VfB Stuttgart So erklärt Torhüter Fabian Bredlow seinen Blackout

, aktualisiert am 06.02.2020 - 12:27 Uhr
Der Stuttgarter Unglücksrabe: Fabian Bredlow. Foto: Pressefoto Baumann
Leverkusen.
Der VfB Stuttgart hat im DFB-Pokalspiel gegen Bayer Leverkusen lange Zeit gut mitgehalten, musste sich dann aber nach einer Slapstick-Einlage von Torhüter Fabian Bredlow knapp geschlagen geben. „Beim 0:1 komme ich raus und denke, dass ich den Ball gut fausten kann, dann spüre ich einen Kontakt am Oberschenkel, wodurch ich aus dem Gleichgewicht komme“, erklärte der 24-jährige Schlussmann der Schwaben nach der 1:2-Niederlage am Mittwochabend.

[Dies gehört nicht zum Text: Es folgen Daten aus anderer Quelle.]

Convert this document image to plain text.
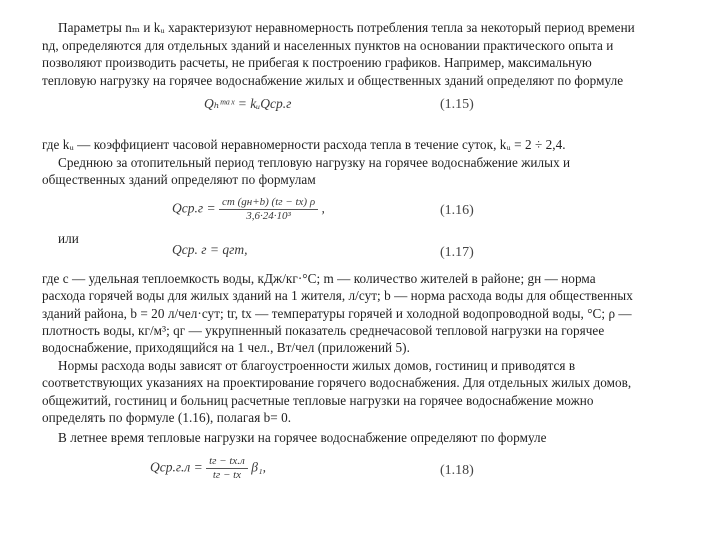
Параметры nₘ и kᵤ характеризуют неравномерность потребления тепла за некоторый период времени
nд, определяются для отдельных зданий и населенных пунктов на основании практического опыта и
позволяют производить расчеты, не прибегая к построению графиков. Например, максимальную
тепловую нагрузку на горячее водоснабжение жилых и общественных зданий определяют по формуле
Qₕᵐᵃˣ = kᵤQср.г	(1.15)
где kᵤ — коэффициент часовой неравномерности расхода тепла в течение суток, kᵤ = 2 ÷ 2,4.
Среднюю за отопительный период тепловую нагрузку на горячее водоснабжение жилых и
общественных зданий определяют по формулам
$Qср.г = \frac{cm (gн+b) (tг - tх) \rho}{\text{3,6·24·10³}}$ ,	(1.16)
или
Qср. г = qгm,	(1.17)
где c — удельная теплоемкость воды, кДж/кг·°С; m — количество жителей в районе; gн — норма
расхода горячей воды для жилых зданий на 1 жителя, л/сут; b — норма расхода воды для общественных
зданий района, b = 20 л/чел·сут; tг, tх — температуры горячей и холодной водопроводной воды, °С; ρ —
плотность воды, кг/м³; qг — укрупненный показатель среднечасовой тепловой нагрузки на горячее
водоснабжение, приходящийся на 1 чел., Вт/чел (приложений 5).
Нормы расхода воды зависят от благоустроенности жилых домов, гостиниц и приводятся в
соответствующих указаниях на проектирование горячего водоснабжения. Для отдельных жилых домов,
общежитий, гостиниц и больниц расчетные тепловые нагрузки на горячее водоснабжение можно
определять по формуле (1.16), полагая b= 0.
В летнее время тепловые нагрузки на горячее водоснабжение определяют по формуле
$Qср.г.л = \frac{tг - tх.л}{tг - tх} \beta_1$,	(1.18)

Er sei zunächst davon ausgegangen, dass Schiedsrichterin Bibiana Steinhaus das kuriose Eigentor zurückpfeifen wird. „Die Schiedsrichterin hat gesagt, dass es einen Kontakt gab, aber nicht so, dass sie hätte ein Foulspiel pfeifen müssen. Es war mit Sicherheit eine unglückliche Situation“, so Bredlow weiter. Trainer Pellegrino Matarazzo sah bei der betreffenden Szene kein Foul: „Es war ein Kontakt. Der Gegner macht einen Buckel und geht mit dem Arsch rein“, sagte der VfB-Coach auf der Pressekonferenz nach dem Spiel: „Das kann man pfeifen, aber man muss es nicht. Bitter, dass wir so ein Gegentor bekommen.“ Mit dem Auftritt seines Teams war er trotz der bitteren Niederlage zufrieden: „Es spricht auch für die Moral der Mannschaft, wie sie sich nach dem 0:2 noch einmal zurückkämpft. Umso bitterer ist es, dass wir uns am Ende nicht mit dem Ausgleich belohnen. Wir haken die Partie nun ab und am Samstag sind wir wieder gefordert.“

Im Heimspiel gegen den FC Erzgebirge Aue (13 Uhr/ZVW-Liveticker) wird Unglücksrabe Bredlow seinen Platz zwischen Pfosten dann wieder räumen müssen. In der Liga ist Stammkeeper Gregor Kobel gesetzt - und die Chance, sich mit einem fehlerfreien Auftritt im Pokal für weitere Aufgaben zu empfehlen, konnte Bredlow nicht nutzen.